The right kind of reunion
Right now, Philly feels like that high school in teen movies, where all it takes is a word to a few friends to fill the palatial home of someone whose parents are out of town.
The festive atmosphere at the Philly protests (which continue to be as peaceful as they are enormous) and the enjoyment of planned and spontaneous reunions with so many friends seem to belie the seriousness of the stakes: systemic inequality, bigotry, loss of health care, denial of constitutional rights.
But it would be hard to face the things we’re facing — or actively resist them — without being among friends. And as the city turns out in droves again and again, sometimes with only a day’s notice, we begin feel like an extended family — especially now that our elected officials are also showing up.

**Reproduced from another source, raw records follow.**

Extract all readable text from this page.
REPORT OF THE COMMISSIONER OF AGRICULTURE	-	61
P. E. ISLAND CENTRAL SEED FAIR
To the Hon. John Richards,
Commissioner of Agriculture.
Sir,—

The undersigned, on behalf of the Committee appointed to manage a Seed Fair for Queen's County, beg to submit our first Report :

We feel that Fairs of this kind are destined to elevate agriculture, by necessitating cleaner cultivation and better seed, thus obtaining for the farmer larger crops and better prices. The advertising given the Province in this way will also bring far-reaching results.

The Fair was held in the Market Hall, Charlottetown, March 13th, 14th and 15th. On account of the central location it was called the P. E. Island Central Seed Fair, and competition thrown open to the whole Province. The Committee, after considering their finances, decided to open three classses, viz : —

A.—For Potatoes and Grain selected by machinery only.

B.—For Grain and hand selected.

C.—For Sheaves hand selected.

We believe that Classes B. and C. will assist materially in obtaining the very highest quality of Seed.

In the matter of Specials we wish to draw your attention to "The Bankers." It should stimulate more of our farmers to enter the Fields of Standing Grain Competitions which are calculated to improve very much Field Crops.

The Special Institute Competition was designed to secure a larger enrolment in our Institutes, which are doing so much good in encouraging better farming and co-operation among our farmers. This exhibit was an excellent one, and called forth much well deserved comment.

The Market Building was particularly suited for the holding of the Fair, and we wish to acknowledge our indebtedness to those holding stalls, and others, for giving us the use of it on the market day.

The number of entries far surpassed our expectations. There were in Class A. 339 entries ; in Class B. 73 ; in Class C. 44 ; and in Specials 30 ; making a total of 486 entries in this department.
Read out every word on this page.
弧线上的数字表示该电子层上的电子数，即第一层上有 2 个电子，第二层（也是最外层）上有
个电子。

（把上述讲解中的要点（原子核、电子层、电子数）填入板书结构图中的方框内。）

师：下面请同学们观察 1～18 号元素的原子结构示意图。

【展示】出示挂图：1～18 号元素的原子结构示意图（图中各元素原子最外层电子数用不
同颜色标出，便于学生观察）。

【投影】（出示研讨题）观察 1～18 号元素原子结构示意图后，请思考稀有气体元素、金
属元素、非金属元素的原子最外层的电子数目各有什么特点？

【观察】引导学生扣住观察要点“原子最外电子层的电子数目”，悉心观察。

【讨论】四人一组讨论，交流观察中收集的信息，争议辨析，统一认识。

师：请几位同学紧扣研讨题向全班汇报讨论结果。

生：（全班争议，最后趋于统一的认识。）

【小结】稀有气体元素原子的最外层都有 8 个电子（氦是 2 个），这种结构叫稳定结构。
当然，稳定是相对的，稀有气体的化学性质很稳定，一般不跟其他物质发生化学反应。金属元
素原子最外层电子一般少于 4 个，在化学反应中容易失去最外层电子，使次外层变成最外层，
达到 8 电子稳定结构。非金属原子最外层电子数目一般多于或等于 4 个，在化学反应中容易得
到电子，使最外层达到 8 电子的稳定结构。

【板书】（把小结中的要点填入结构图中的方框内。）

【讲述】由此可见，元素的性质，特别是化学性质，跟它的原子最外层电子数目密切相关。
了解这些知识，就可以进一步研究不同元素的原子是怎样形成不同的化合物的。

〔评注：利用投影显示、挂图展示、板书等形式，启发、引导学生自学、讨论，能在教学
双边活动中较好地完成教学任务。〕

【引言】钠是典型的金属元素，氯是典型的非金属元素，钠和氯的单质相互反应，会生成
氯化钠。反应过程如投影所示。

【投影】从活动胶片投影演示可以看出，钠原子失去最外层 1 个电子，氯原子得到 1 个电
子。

I don’t think the character of Philly’s Trump-era protests is just a function of social media, or that it's just because Philly is a largely liberal city. The speed, size, peacefulness, and duration of protests like Sunday’s rally at Philadelphia International Airport are probably also the grand sum of thousands of experiences like mine, when the urge to join friends and find new ones in the course of standing up for what’s right makes five thousand people — or fifty thousand — feel cozy.
Deafening, but cozy.
When I made my way back to City Hall, I was pleased to see a pair of familiar people. Hours after riding to the airport with me, I found Kayer and Dan waiting for the Broad Street Line train home. A surprise reunion of new friends from three different corners of the earth was an appropriate finish for a protest in favor of immigrants’ rights. Especially in Philadelphia, it’s a small world indeed.